Structure Type Data Format Time Complexity
Sequential Search Any O(N)
Binary Search Sorted O(log N)
Binary Search Tree (BST) Any O(N) to O(log N)
Balanced BST (AVL, Red-Black) Any O(log N)
Hash Table Any O(1) average

These structures are suitable for in-memory (internal) searches where the dataset fits entirely in RAM.

Limitations for Large Datasets

When data is too large for memory (e.g., 100GB), it resides on disk. Accessing disk is significantly slower than RAM. For a balanced BST with height O(log N), performing O(log N) disk I/O operations becomes a major bottleneck. While hash tables offer O(1) average access, severe collisions can degrade performance.

To accelerate data access:

  1. Use faster storage (e.g., SSD).
  2. Reduce tree height to minimize I/O operations → Multi-way balanced trees.

B-Tree Fundamentals

A B-Tree is a self-balancing, M-way search tree designed for efficient disk access. An M-order B-Tree (M>2) has these properties:

  1. The root has at least two children.
  2. Each internal node (except root) contains between ceil(M/2)-1 and M-1 keys, and between ceil(M/2) and M children.
  3. All leaf nodes reside on the same level.
  4. Keys within a node are sorted. The k keys partition the ranges of the k+1 subtrees.
  5. Node structure: [P0, K1, P1, K2, P2, ..., Kn, Pn], where Ki are keys and Pi are child pointers. All keys in the subtree Pi are less than Ki+1.

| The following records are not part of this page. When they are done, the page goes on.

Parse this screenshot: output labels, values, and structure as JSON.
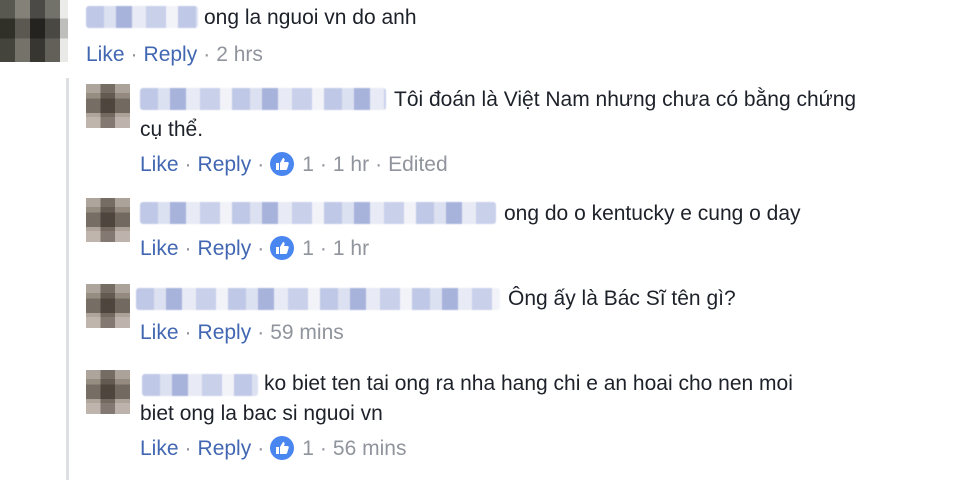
{
  "comments": [
    {
      "text": "ong la nguoi vn do anh",
      "like": "Like",
      "reply": "Reply",
      "time": "2 hrs"
    },
    {
      "text_line1": "Tôi đoán là Việt Nam nhưng chưa có bằng chứng",
      "text_line2": "cụ thể.",
      "like": "Like",
      "reply": "Reply",
      "reactions": "1",
      "time": "1 hr",
      "edited": "Edited"
    },
    {
      "text": "ong do o kentucky e cung o day",
      "like": "Like",
      "reply": "Reply",
      "reactions": "1",
      "time": "1 hr"
    },
    {
      "text": "Ông ấy là Bác Sĩ tên gì?",
      "like": "Like",
      "reply": "Reply",
      "time": "59 mins"
    },
    {
      "text_line1": "ko biet ten tai ong ra nha hang chi e an hoai cho nen moi",
      "text_line2": "biet ong la bac si nguoi vn",
      "like": "Like",
      "reply": "Reply",
      "reactions": "1",
      "time": "56 mins"
    }
  ],
  "colors": {
    "link": "#4267b2",
    "meta": "#90949c",
    "text": "#1d2129",
    "like_badge": "#4a86f0"
  },
  "icons": {
    "reaction": "thumbs-up-icon"
  }
}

Insertion Process (Using M=3 Example)

A 3-order B-Tree node can hold up to 2 keys and 3 children. For implementation ease, nodes are allocated with space for M keys and M+1 children.

Insert sequence: {53, 139, 75, 49, 145, 36, 101}.

Initial inserts (53, 139, 75): Inserting 75 fills the root node (keys: 53, 75, 139). A split is required.

Splitting a Node:

  1. Locate the median key (e.g., 75).
  2. Create a new sibling node.
  3. Move keys greater than the median to the sibling.
  4. Promote the median key to the parent node (creating a new root if none exists).
  5. Adjust child pointers.

After splitting, the tree has a root with key 75, left child {53}, right child {139}.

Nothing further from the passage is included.